Cataract City

Craig Davidson

3' de lecture

Pas franchement un polar au sens premier du terme, mais à coup sûr un roman qui mérite une place de choix dans le monde des durs-à-cuire. Dans ce roman, Craig Davidson nous parle d’amitié virile, d’amour contrarié, de fidélité à ses valeurs, à son enfance, de l’emprise implacable qu’exerce sa ville sur chacun de ses habitants, de prédestination sociale, de la contrainte irrépressible de suivre la voie toute tracée par leurs racines, sociales, économiques, ethniques même.

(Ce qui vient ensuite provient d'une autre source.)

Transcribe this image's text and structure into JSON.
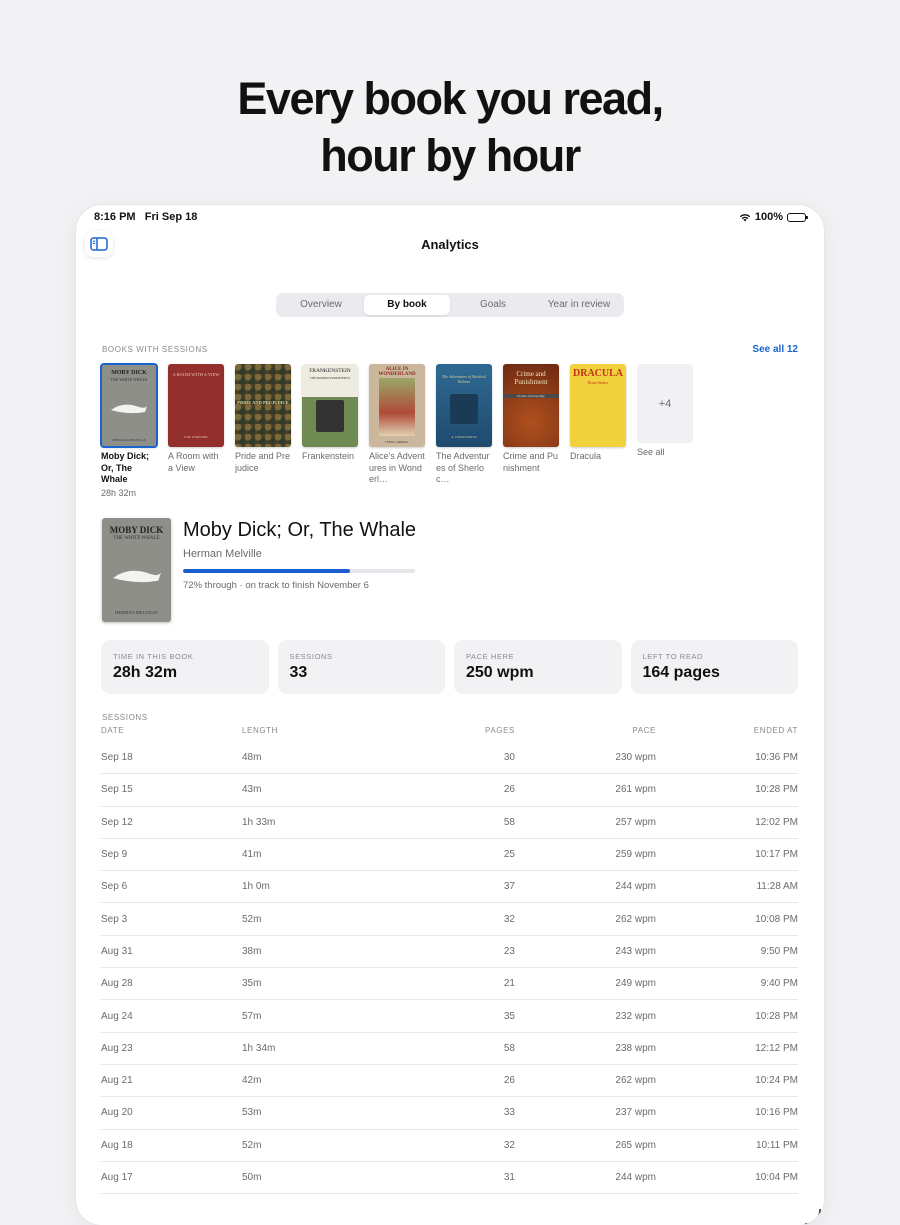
{
  "headline": {
    "line1": "Every book you read,",
    "line2": "hour by hour"
  },
  "status": {
    "time": "8:16 PM",
    "date": "Fri Sep 18",
    "battery": "100%"
  },
  "nav": {
    "title": "Analytics"
  },
  "tabs": [
    {
      "label": "Overview",
      "active": false
    },
    {
      "label": "By book",
      "active": true
    },
    {
      "label": "Goals",
      "active": false
    },
    {
      "label": "Year in review",
      "active": false
    }
  ],
  "books_section": {
    "label": "BOOKS WITH SESSIONS",
    "see_all": "See all 12"
  },
  "books": [
    {
      "title": "Moby Dick; Or, The Whale",
      "hours": "28h 32m",
      "cover_text": "MOBY DICK",
      "cover_color": "#8a8a86"
    },
    {
      "title": "A Room with a View",
      "cover_text": "A ROOM WITH A VIEW",
      "cover_color": "#8e2b2a"
    },
    {
      "title": "Pride and Prejudice",
      "cover_text": "PRIDE AND PREJUDICE",
      "cover_color": "#5a4a2a"
    },
    {
      "title": "Frankenstein",
      "cover_text": "FRANKENSTEIN",
      "cover_color": "#e9e6dc"
    },
    {
      "title": "Alice's Adventures in Wonderl…",
      "cover_text": "ALICE IN WONDERLAND",
      "cover_color": "#c8b8a0"
    },
    {
      "title": "The Adventures of Sherloc…",
      "cover_text": "THE ADVENTURES OF SHERLOCK HOLMES",
      "cover_color": "#2a5f86"
    },
    {
      "title": "Crime and Punishment",
      "cover_text": "Crime and Punishment",
      "cover_color": "#8c3a1c"
    },
    {
      "title": "Dracula",
      "cover_text": "DRACULA",
      "cover_color": "#f0d040"
    }
  ],
  "more": {
    "count": "+4",
    "label": "See all"
  },
  "detail": {
    "title": "Moby Dick; Or, The Whale",
    "author": "Herman Melville",
    "progress": 0.72,
    "progress_text": "72% through · on track to finish November 6"
  },
  "stats": [
    {
      "label": "TIME IN THIS BOOK",
      "value": "28h 32m"
    },
    {
      "label": "SESSIONS",
      "value": "33"
    },
    {
      "label": "PACE HERE",
      "value": "250 wpm"
    },
    {
      "label": "LEFT TO READ",
      "value": "164 pages"
    }
  ],
  "sessions": {
    "label": "SESSIONS",
    "columns": [
      "DATE",
      "LENGTH",
      "PAGES",
      "PACE",
      "ENDED AT"
    ],
    "rows": [
      [
        "Sep 18",
        "48m",
        "30",
        "230 wpm",
        "10:36 PM"
      ],
      [
        "Sep 15",
        "43m",
        "26",
        "261 wpm",
        "10:28 PM"
      ],
      [
        "Sep 12",
        "1h 33m",
        "58",
        "257 wpm",
        "12:02 PM"
      ],
      [
        "Sep 9",
        "41m",
        "25",
        "259 wpm",
        "10:17 PM"
      ],
      [
        "Sep 6",
        "1h 0m",
        "37",
        "244 wpm",
        "11:28 AM"
      ],
      [
        "Sep 3",
        "52m",
        "32",
        "262 wpm",
        "10:08 PM"
      ],
      [
        "Aug 31",
        "38m",
        "23",
        "243 wpm",
        "9:50 PM"
      ],
      [
        "Aug 28",
        "35m",
        "21",
        "249 wpm",
        "9:40 PM"
      ],
      [
        "Aug 24",
        "57m",
        "35",
        "232 wpm",
        "10:28 PM"
      ],
      [
        "Aug 23",
        "1h 34m",
        "58",
        "238 wpm",
        "12:12 PM"
      ],
      [
        "Aug 21",
        "42m",
        "26",
        "262 wpm",
        "10:24 PM"
      ],
      [
        "Aug 20",
        "53m",
        "33",
        "237 wpm",
        "10:16 PM"
      ],
      [
        "Aug 18",
        "52m",
        "32",
        "265 wpm",
        "10:11 PM"
      ],
      [
        "Aug 17",
        "50m",
        "31",
        "244 wpm",
        "10:04 PM"
      ]
    ]
  },
  "colors": {
    "accent": "#1b63cf",
    "background": "#f2f2f4"
  }
}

Voilà l’histoire de deux copains d’enfance, Duncan Diggs et Owen Stuckey, promis à des destinées différentes, voire opposées, flic et voyou, mais qui vont se retrouver pris au piège de cette ville et de son âpreté après avoir traversé des aventures communes. Aventures au cours desquelles, l’auteur va disséquer avec un lyrisme puissant et un réel talent, des personnages cabossés, pleins de dureté, veules et lâches, obtus, généreux et bons, droits, et toujours mus par une sorte de fatalité inéluctable qui les pousse vers leur destin déjà écrit, tout en se posant la seule question qui vaille vraiment, pourquoi fait-on toujours le choix du pire quand celui du meilleur nous tend les bras.

La nature, les chutes du Niagara (Cataract City est de fait la ville des chutes), la rivière elle-même et les espaces sauvages sont également magnifiquement omniprésents pour offrir un écrin terrible à la brutalité des personnages et de leurs sentiments. Chacun est confronté dans ses choix à cette nature sans merci mais d’une beauté hypnotique, que ce soit Lemmy Drinkwater, indien, malfrat, contrebandier et froid organisateur de combat de chiens, Bruiser Mahoney le catcheur sur le déclin, idole des deux gamins, mais lucide sur sa situation, les deux copains de classe qui par leur bêtise et jalousie crasses vont briser le rêve de Owe en même temps que son genou, Edwina, la belle jeune femme qui passera de Owe à Duncan et reste la seule parmi tous à être capable de décider ce qu’elle veut et ne veut pas. Presque tous ont peu ou prou travailler dans cette petite ville de province, au sein de la seule industrie génératrice d’emplois, la Bisk, fabrique de biscuits eu autres friandises industrielles, tellement présente que chacun sent sur son propre corps l’odeur de la spécialité sur la chaine de laquelle il travaille. La prédestination sociale est ici encore plus brutale que les coups assenés par les boxeurs que Duncan affronte dans les combats clandestins organises par Drinkwater. Toutefois, cette brutalité est parfois un peu trop magnifiée avec complaisance, accumulant des avalanches de gnons, de chairs meurtries, d’os brisés, de mâchoires disloquées, de gelures au cours de combats de catch, de boxe, de chiens, de poursuite dans les forêts enneigées et même de courses de lévriers. De même, la construction du récit avec les allers-retours et flashbacks présent-passé et l’alternance du récit entre point de vue de Duncan et celui de Owe rendent la lecture parfois déroutante et déstabilisante. Certains lecteurs peuvent aimer, ce n’est pas mon cas.

Quoiqu’il en soit, c’est un très bon roman dur, sensible et prenant et Craig Davidson a bien du talent. A noter qu’il avait écrit en 2006 un recueil de nouvelles, Un goût de rouille et d’os adapté à l’écran par Jacques Audiard en 2012 dans un beau film avec Marion Cotillard.